Velocity Averaging for the Wigner Kinetic Equation in the Semiclassical Regime
François Golse, Jakob Möller
TL;DR
The paper addresses whether velocity averaging lemmas can be transferred to the Wigner equation in the semiclassical regime. It develops an $L^2$-based velocity averaging framework for mixed states with uniform Hilbert-Schmidt bounds, obtaining Sobolev regularity for velocity-averaged observables, and analyzes the one-dimensional density regularity. For pure states, it characterizes Wigner transforms and shows that semiclassical limits yield monokinetic Wigner measures, which obstruct velocity averaging and provide a natural closure for Madelung hydrodynamics. Consequently, the authors derive Madelung equations rapidly from pure-state dynamics, clarifying when velocity averaging is applicable and highlighting the fundamental differences between mixed and pure quantum states in the classical limit.
Abstract
This paper discusses the possibility of applying the velocity averaging theorems in [F. Golse, P.-L. Lions, B. Perthame, R. Sentis: J. Funct. Anal. 76(1):110--125, 1988] to the Wigner equation governing the quantum evolution of the Wigner transform of quantum density operators. Our first main results address the case of the Wigner function of a special class of density operators associated to mixed states, whose Hilbert-Schmidt norm is of order $\hbar^{d/2}$, where $d$ is the space dimension and $\hbar$ the reduced Planck constant.

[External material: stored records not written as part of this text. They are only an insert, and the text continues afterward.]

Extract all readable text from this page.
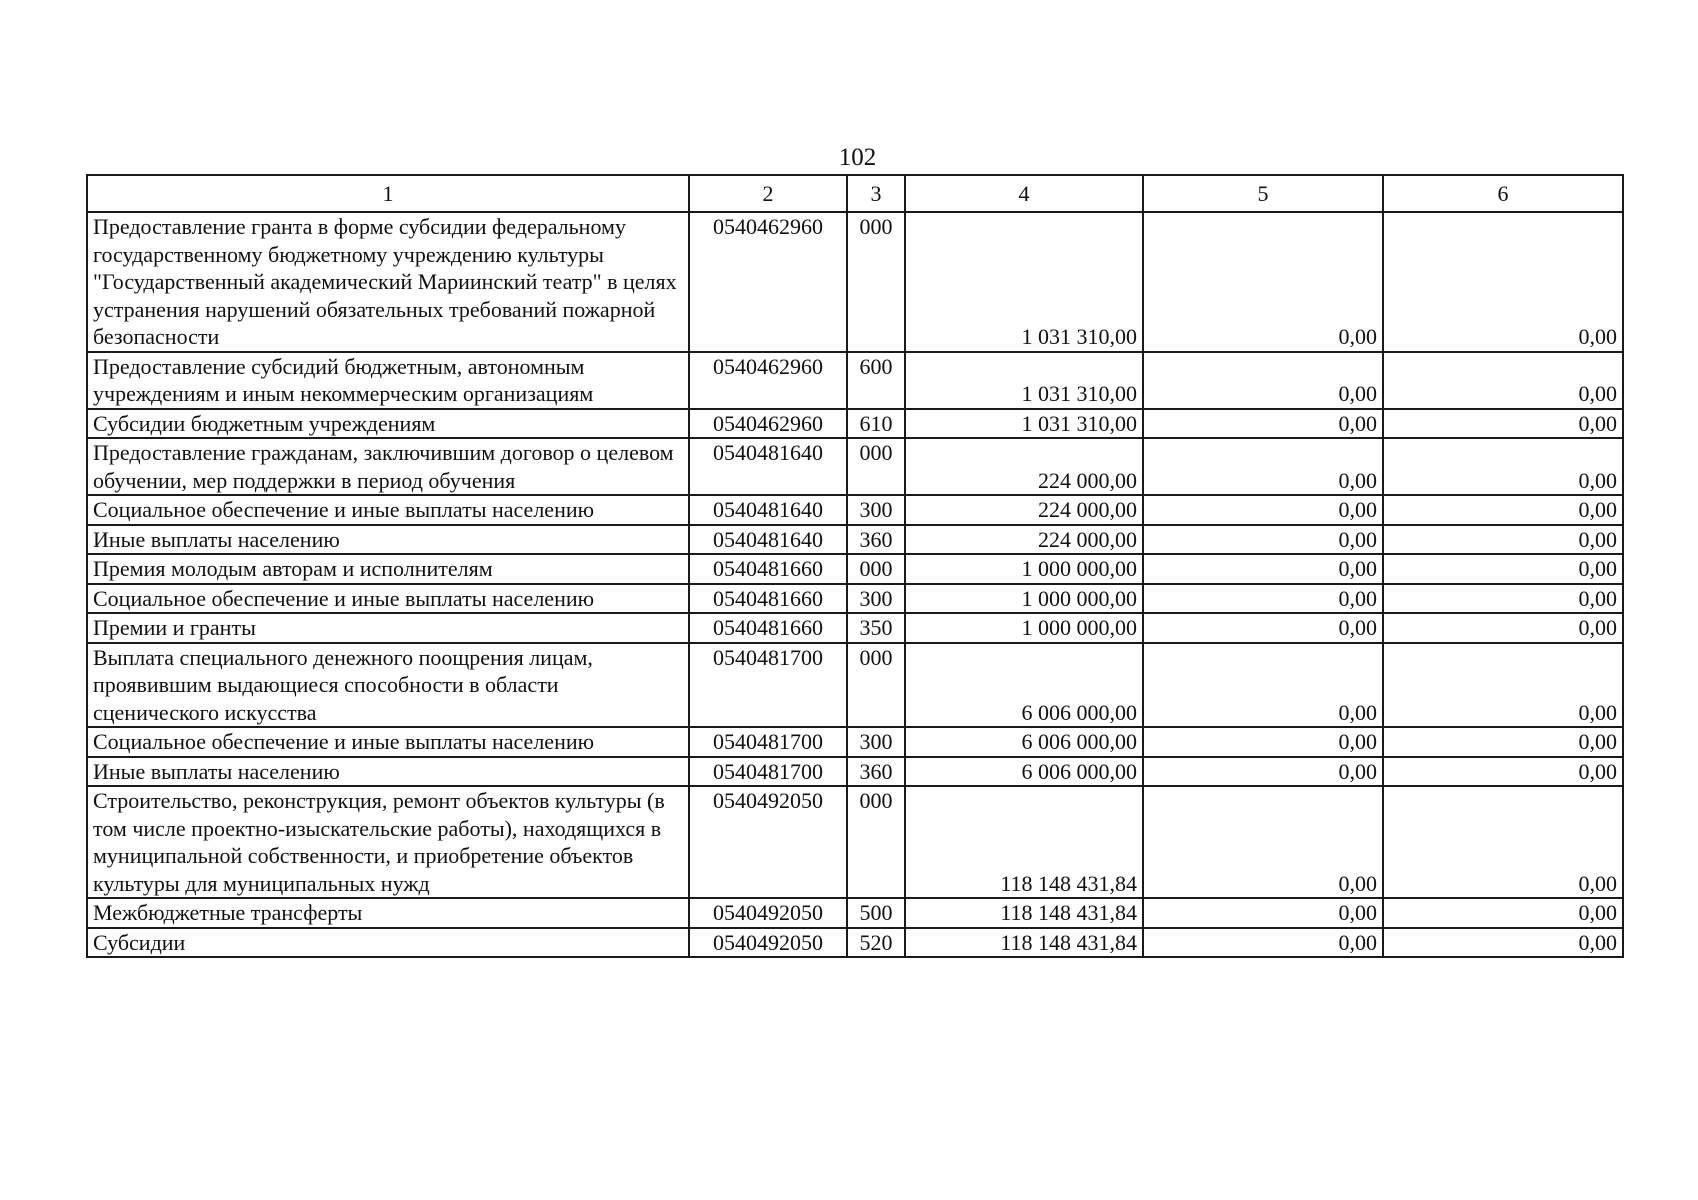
102
1	2	3	4	5	6
Предоставление гранта в форме субсидии федеральному государственному бюджетному учреждению культуры "Государственный академический Мариинский театр" в целях устранения нарушений обязательных требований пожарной безопасности	0540462960	000	1 031 310,00	0,00	0,00
Предоставление субсидий бюджетным, автономным учреждениям и иным некоммерческим организациям	0540462960	600	1 031 310,00	0,00	0,00
Субсидии бюджетным учреждениям	0540462960	610	1 031 310,00	0,00	0,00
Предоставление гражданам, заключившим договор о целевом обучении, мер поддержки в период обучения	0540481640	000	224 000,00	0,00	0,00
Социальное обеспечение и иные выплаты населению	0540481640	300	224 000,00	0,00	0,00
Иные выплаты населению	0540481640	360	224 000,00	0,00	0,00
Премия молодым авторам и исполнителям	0540481660	000	1 000 000,00	0,00	0,00
Социальное обеспечение и иные выплаты населению	0540481660	300	1 000 000,00	0,00	0,00
Премии и гранты	0540481660	350	1 000 000,00	0,00	0,00
Выплата специального денежного поощрения лицам, проявившим выдающиеся способности в области сценического искусства	0540481700	000	6 006 000,00	0,00	0,00
Социальное обеспечение и иные выплаты населению	0540481700	300	6 006 000,00	0,00	0,00
Иные выплаты населению	0540481700	360	6 006 000,00	0,00	0,00
Строительство, реконструкция, ремонт объектов культуры (в том числе проектно-изыскательские работы), находящихся в муниципальной собственности, и приобретение объектов культуры для муниципальных нужд	0540492050	000	118 148 431,84	0,00	0,00
Межбюджетные трансферты	0540492050	500	118 148 431,84	0,00	0,00
Субсидии	0540492050	520	118 148 431,84	0,00	0,00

In space dimension $d=1$, we prove that the density function belongs to the Sobolev space $H^s(\mathbb R)$ for some $s>0$. In the case of pure states, we first obtain a characterization of the Wigner transform of rank-one quantum density operators, and apply this characterization (1) to analyze a rather general setting in which velocity averaging cannot apply to the Wigner functions of a family of rank-one density operators whose evolution is governed by the von Neumann equation, and (2) to obtain a quick derivation of Madelung's system of quantum hydrodynamic equations. This derivation provides a physical explanation of one key assumption used in the proof of the negative result (1) described above.